Associates of three people who were detained said they had been summoned on false pretences and taken into custody. The associates said their colleagues had not had any contact with their lawyers and had made only brief phone calls to their families, in which they could provide no information on their whereabouts or status. The associates spoke on the condition of anonymity so as not to make matters worse for the detainees.

A doctor at the nearest hospital and a US official tracking the situation said that up to 17 of the detainees had required medical attention because of abuse by their captors.

Raising other rights concerns, a disgraced former Egyptian security chief with a reputation for brutality and graft, Habib el-Adli, was advising the government on the crackdown, according to a former Egyptian interior minister and a close associate of el-Adli.

Duncan Hames, director of policy at Transparency International UK, said that despite the billions of pounds in corrupt assets believed to be in Britain, few are ever seized and repatriated. The Arab Spring uprisings across the Arab world that started in 2011 led to the seizure of only one house, he said.

Reserves

Jean-Michel Saliba, an economist at the Bank of America–Merrill Lynch, who lives in London, said it is unlikely that the recovered funds would provide a significant support to the central bank’s foreign exchange reserves, which fell by about $260 billion from their highest levels in 2014.

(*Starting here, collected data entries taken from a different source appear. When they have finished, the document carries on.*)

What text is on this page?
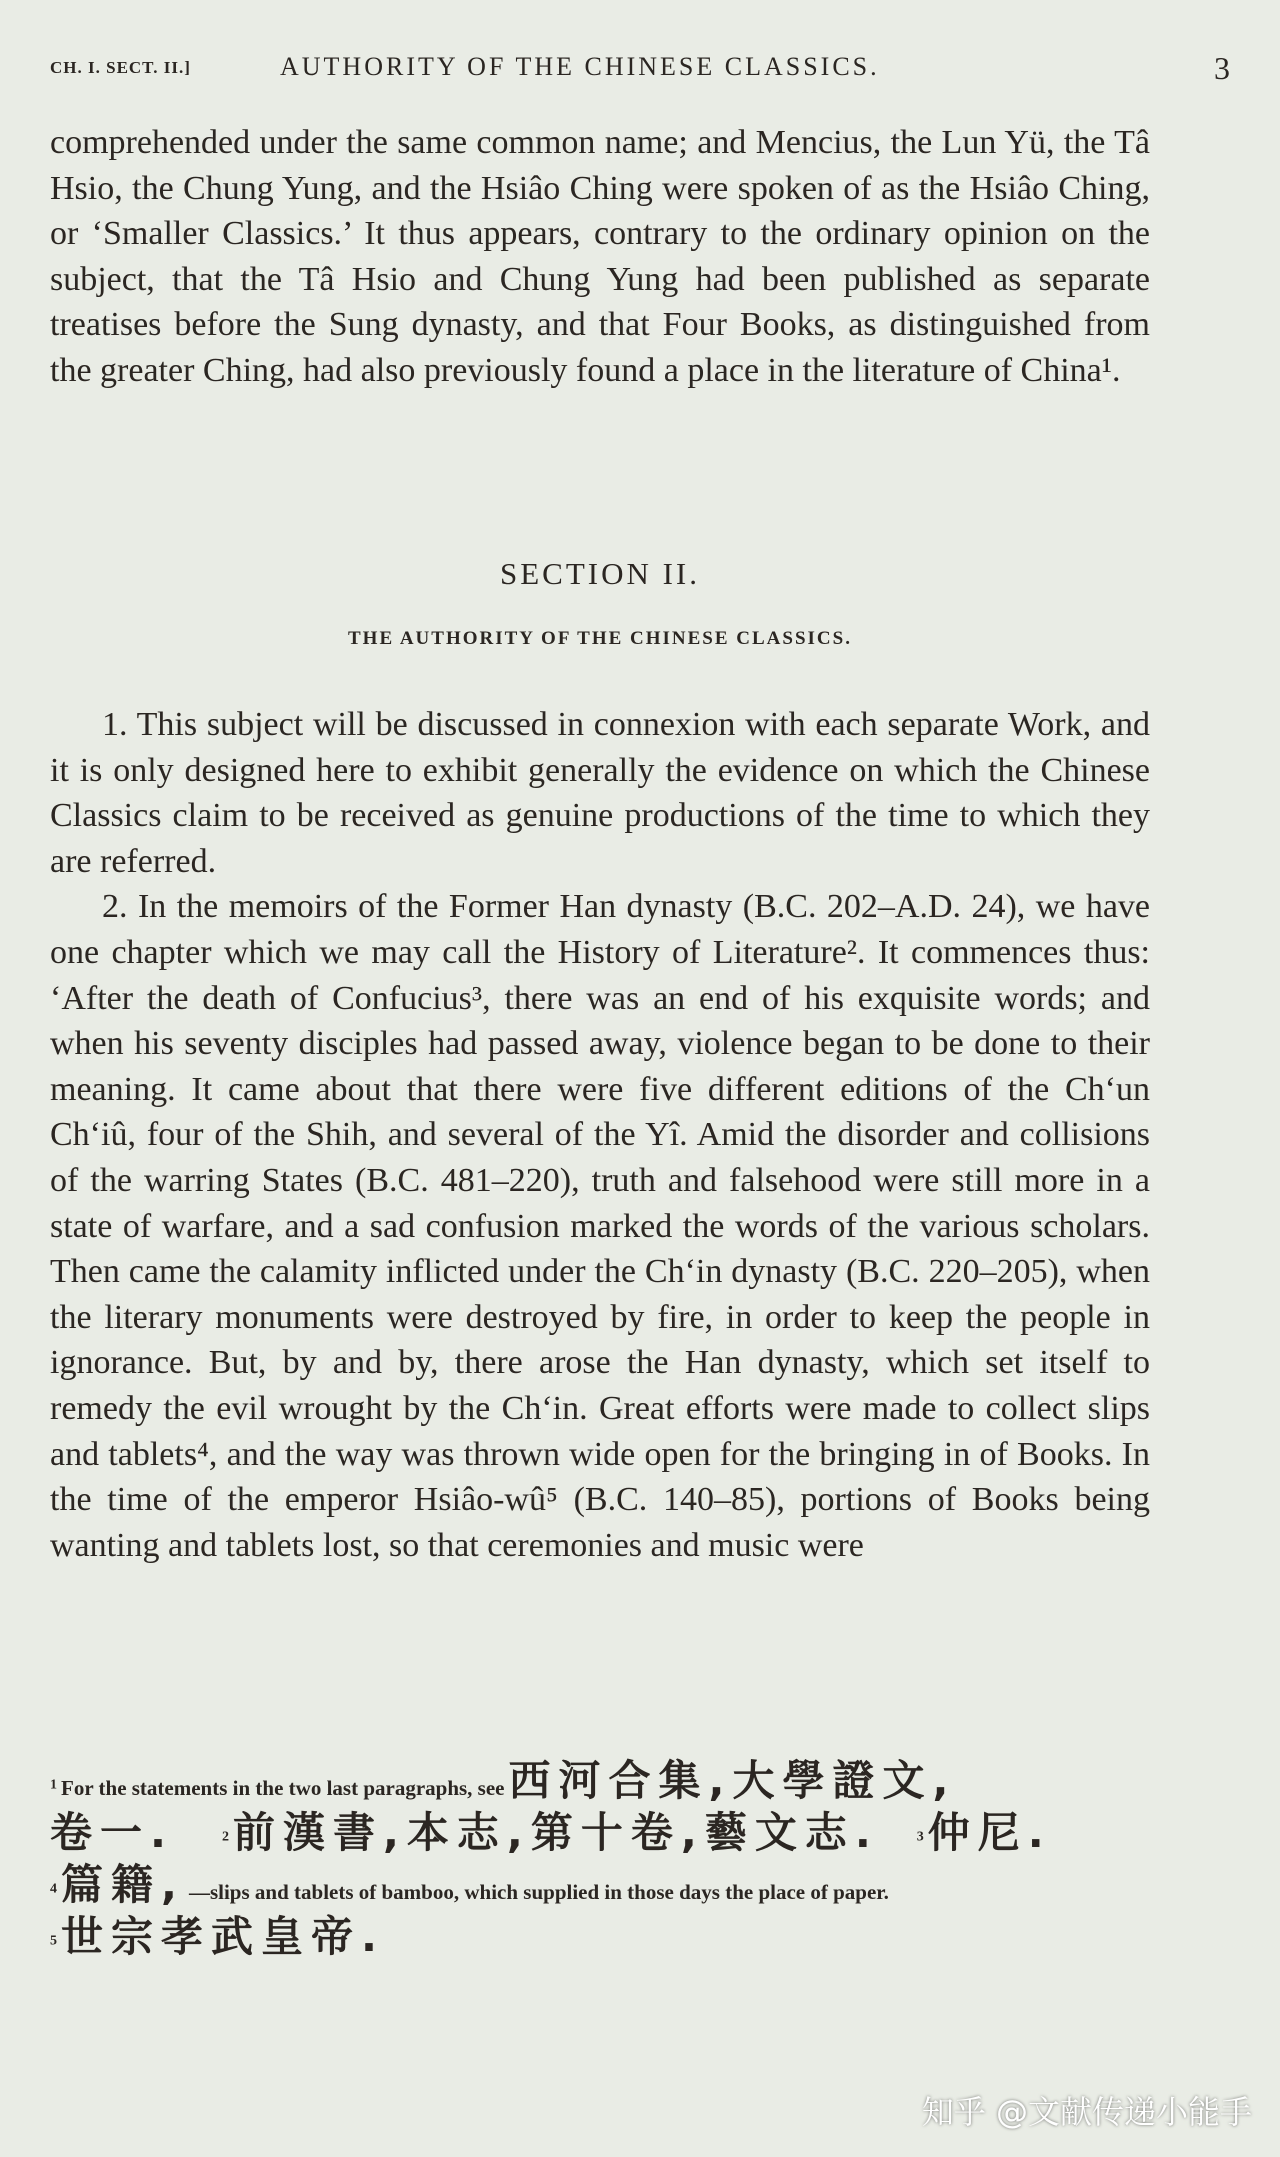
CH. I. SECT. II.]	AUTHORITY OF THE CHINESE CLASSICS.	3

comprehended under the same common name; and Mencius, the Lun Yü, the Tâ Hsio, the Chung Yung, and the Hsiâo Ching were spoken of as the Hsiâo Ching, or ‘Smaller Classics.’ It thus appears, contrary to the ordinary opinion on the subject, that the Tâ Hsio and Chung Yung had been published as separate treatises before the Sung dynasty, and that Four Books, as distinguished from the greater Ching, had also previously found a place in the literature of China¹.

SECTION II.
THE AUTHORITY OF THE CHINESE CLASSICS.

1. This subject will be discussed in connexion with each separate Work, and it is only designed here to exhibit generally the evidence on which the Chinese Classics claim to be received as genuine productions of the time to which they are referred.

2. In the memoirs of the Former Han dynasty (B.C. 202–A.D. 24), we have one chapter which we may call the History of Literature². It commences thus: ‘After the death of Confucius³, there was an end of his exquisite words; and when his seventy disciples had passed away, violence began to be done to their meaning. It came about that there were five different editions of the Ch‘un Ch‘iû, four of the Shih, and several of the Yî. Amid the disorder and collisions of the warring States (B.C. 481–220), truth and falsehood were still more in a state of warfare, and a sad confusion marked the words of the various scholars. Then came the calamity inflicted under the Ch‘in dynasty (B.C. 220–205), when the literary monuments were destroyed by fire, in order to keep the people in ignorance. But, by and by, there arose the Han dynasty, which set itself to remedy the evil wrought by the Ch‘in. Great efforts were made to collect slips and tablets⁴, and the way was thrown wide open for the bringing in of Books. In the time of the emperor Hsiâo-wû⁵ (B.C. 140–85), portions of Books being wanting and tablets lost, so that ceremonies and music were

1 For the statements in the two last paragraphs, see 西河合集,大學證文,
卷一.	2 前漢書,本志,第十卷,藝文志.	3 仲尼.
4 篇籍, —slips and tablets of bamboo, which supplied in those days the place of paper.
5 世宗孝武皇帝.
知乎 @文献传递小能手
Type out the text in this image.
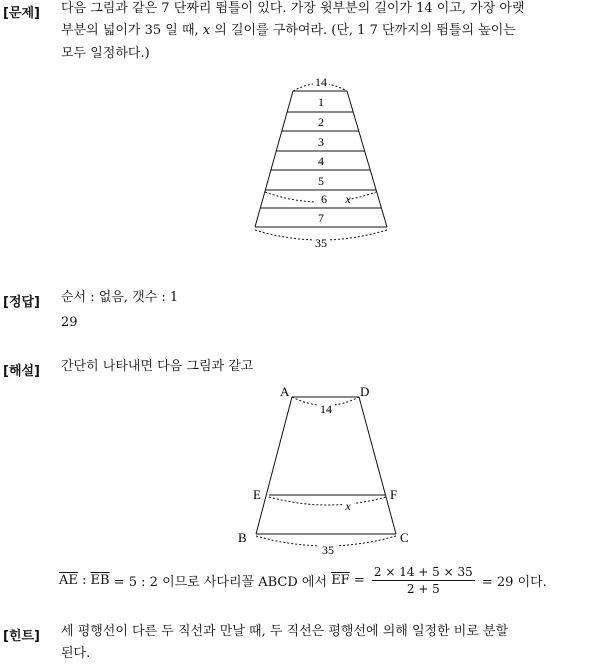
[문제] 다음 그림과 같은 7 단짜리 뜀틀이 있다. 가장 윗부분의 길이가 14 이고, 가장 아랫
부분의 넓이가 35 일 때, x 의 길이를 구하여라. (단, 1 7 단까지의 뜀틀의 높이는
모두 일정하다.)
14
1
2
3
4
5
6 x
7
35
[정답] 순서 : 없음, 갯수 : 1
29
[해설] 간단히 나타내면 다음 그림과 같고
A	D
E	F
B	C
14
x
35
$\overline{AE}$ : $\overline{EB} = 5$ : 2 이므로 사다리꼴 ABCD 에서 $\overline{EF} = \frac{2 \times 14 + 5 \times 35}{2 + 5} = 29$ 이다.
[힌트] 세 평행선이 다른 두 직선과 만날 때, 두 직선은 평행선에 의해 일정한 비로 분할
된다.
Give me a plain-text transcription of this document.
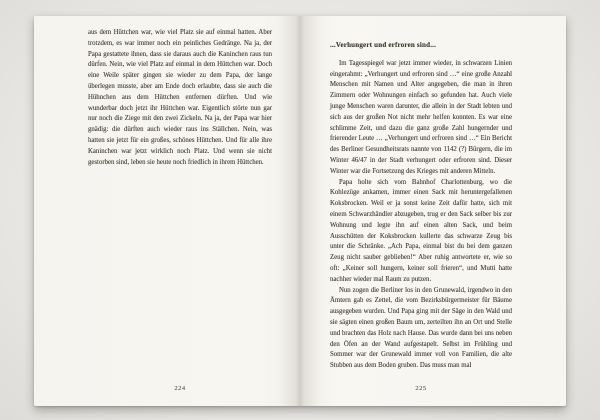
aus dem Hüttchen war, wie viel Platz sie auf einmal hatten. Aber trotzdem, es war immer noch ein peinliches Gedränge. Na ja, der Papa gestattete ihnen, dass sie daraus auch die Kaninchen raus tun dürfen. Nein, wie viel Platz auf einmal in dem Hüttchen war. Doch eine Weile später gingen sie wieder zu dem Papa, der lange überlegen musste, aber am Ende doch erlaubte, dass sie auch die Hühnchen aus dem Hüttchen entfernen dürften. Und wie wunderbar doch jetzt ihr Hüttchen war. Eigentlich störte nun gar nur noch die Ziege mit den zwei Zickeln. Na ja, der Papa war hier gnädig: die dürften auch wieder raus ins Ställchen. Nein, was hatten sie jetzt für ein großes, schönes Hüttchen. Und für alle ihre Kaninchen war jetzt wirklich noch Platz. Und wenn sie nicht gestorben sind, leben sie heute noch friedlich in ihrem Hüttchen.

224
...Verhungert und erfroren sind...

Im Tagesspiegel war jetzt immer wieder, in schwarzen Linien eingerahmt: „Verhungert und erfroren sind …“ eine große Anzahl Menschen mit Namen und Alter angegeben, die man in ihren Zimmern oder Wohnungen einfach so gefunden hat. Auch viele junge Menschen waren darunter, die allein in der Stadt lebten und sich aus der großen Not nicht mehr helfen konnten. Es war eine schlimme Zeit, und dazu die ganz große Zahl hungernder und frierender Leute … „Verhungert und erfroren sind …“ Ein Bericht des Berliner Gesundheitsrats nannte von 1142 (?) Bürgern, die im Winter 46/47 in der Stadt verhungert oder erfroren sind. Dieser Winter war die Fortsetzung des Krieges mit anderen Mitteln.

Papa holte sich vom Bahnhof Charlottenburg, wo die Kohlezüge ankamen, immer einen Sack mit heruntergefallenen Koksbrocken. Weil er ja sonst keine Zeit dafür hatte, sich mit einem Schwarzhändler abzugeben, trug er den Sack selber bis zur Wohnung und legte ihn auf einen alten Sack, und beim Ausschütten der Koksbrocken kullerte das schwarze Zeug bis unter die Schränke. „Ach Papa, einmal bist du bei dem ganzen Zeug nicht sauber geblieben!“ Aber ruhig antwortete er, wie so oft: „Keiner soll hungern, keiner soll frieren“, und Mutti hatte nachher wieder mal Raum zu putzen.

Nun zogen die Berliner los in den Grunewald, irgendwo in den Ämtern gab es Zettel, die vom Bezirksbürgermeister für Bäume ausgegeben wurden. Und Papa ging mit der Säge in den Wald und sie sägten einen großen Baum um, zerteilten ihn an Ort und Stelle und brachten das Holz nach Hause. Das wurde dann bei uns neben den Öfen an der Wand aufgestapelt. Selbst im Frühling und Sommer war der Grunewald immer voll von Familien, die alte Stubben aus dem Boden gruben. Das muss man mal

225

Saliba wrote that international stocks in Saudi private companies, except banks and investment funds, have not exceeded $100 billion at the end of 2015. He added: “We expect only a small portion of these stocks to be compromised in this investigation.”

The Saudi Arabian Capital Market Authority has frozen the trading bank accounts of the detained or investigated people, according to insiders of this matter. Saudi authorities claimed that at least $100 billion have been embezzled or corrupted over decades.